In my Catalyst app, I have a variety of potential data sources which are
unicode -- file contents for blog posts, file *names* for the titles,
tags read from YAML files (or extended filesystem attributes, but those
don't work on OpenBSD, my "production" environment, yet), and finally,
UTF-8 constants in the source code.

The first unicode breakage I had was when I added Japanese-style dates
as timestamps on the pages.  (Japanese day-name character in
parenthesis.) What's weird was, adding this to the page worked fine --
but it broke OTHER unicode characters on the page (sourced from a file
or file attribute).  Adding "use utf8" to the top of my source file
fixed my problems, on Linux anyway.  (Never tried on OpenBSD.)

The next problem I noticed was that C::V::TT::ForceUTF8 broke TT's "uri"
filter.  According to the HTML validator, URIs can't be unicode, so you
have to encode the URI to UTF-8.  TT's URI filter was documented to do
this, but it translated anything with the 8th bit set to nothing,
annoying me greatly.  I filed a bug report with TT, but it was closed as
"resolved" with no commentary.  I eventually ditched ForceUTF8 and used
regular TT, and everything worked for a while.  URIs were encoded, UTF-8
looked great no matter the source, and all this worked on both Linux and
OpenBSD.  I also added Catalyst::Plugin::Unicode around this time, and
it got rid of an occasional "warning: wide character in print at line
... in Catalyst::Engine", which made me feel that my unicode support was
finally solid.  No display bugs, no warnings, everything worked.

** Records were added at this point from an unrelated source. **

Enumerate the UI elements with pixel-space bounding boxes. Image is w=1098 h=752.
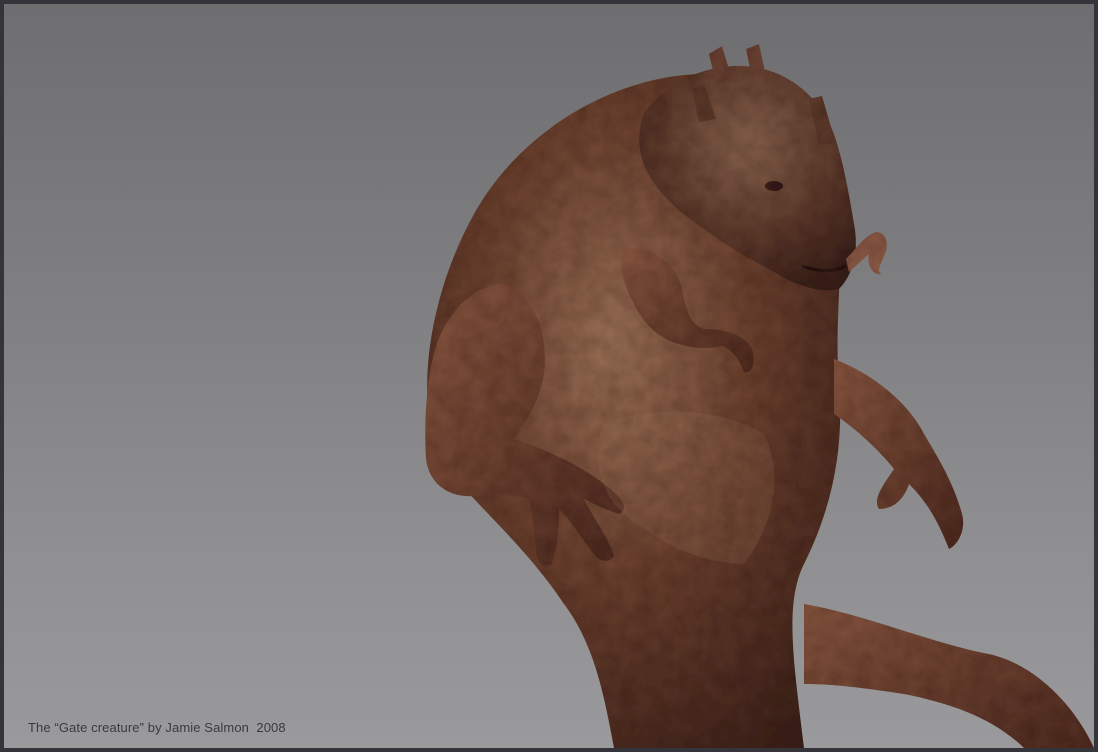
creature-render — [425, 44, 1094, 748]
creature — [425, 44, 1094, 748]
creature-eye — [765, 181, 783, 191]
creature-tail — [804, 604, 1094, 748]
creature-right-arm — [834, 359, 964, 549]
image-frame: The “Gate creature” by Jamie Salmon 2008 — [0, 0, 1098, 752]
image-caption: The “Gate creature” by Jamie Salmon 2008 — [28, 720, 286, 735]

Then, I decided to add RSS feeds to the sidebar.  I tested it with my
delicious bookmarks, which contain links to various Japanese websites I
read, and were therefore unicode-encoded.  When added to my page, these
titles broke *all* other unicode on the page, the unicode '...'
character, unicode tag names, even unicode in the articles.  Ouch!  (But
the characters in the RSS titles displayed fine!)

This too was fixable; I called utf8::encode($title) for each RSS feed
entry, and everything continued to work.  On Linux.  (Incidentally, this
is what TT::Provider::Encoding does -- encode $string if
!is_utf8($string) for everything on the template.  This leads me to
believe that the non URI-encoding issue is a TT bug.  If utf8 is on for
a string, it doesn't know what to do.  If it's off, it just dumbly
url-encodes the octets.)

Anyway, feeling quite happy with myself, I deployed the changes to my
OpenBSD machine.  Bad.  Very bad.  Now *all* unicode was broken,
including the RSS feeds.  I looked at the bytes with hexdump, and it
looks like a classic double-encoding issue.  I figured I would just set
the locale on my server to en_US.UTF-8, and all would be well.

Except OpenBSD doesn't have locale support!!!!

Any way I can tell perl, "trust me, everything is already UTF-8... don't
#^$ing touch it."?  (I have no problem working with UTF-8 on my OpenBSD
machine because it's headless, and I use my UTF-8 aware xterm to work
with it.  I write my articles on my Linux machine and copy them via DAV
to the OpenBSD machine.  I add tags to the articles via my browser,
which sends the OpenBSD machine UTF-8 data.  So everything works, but it
shouldn't have.)

Any advice would be appreciated.  Maybe this will even help others clear
up their unicode problems on sane operating systems.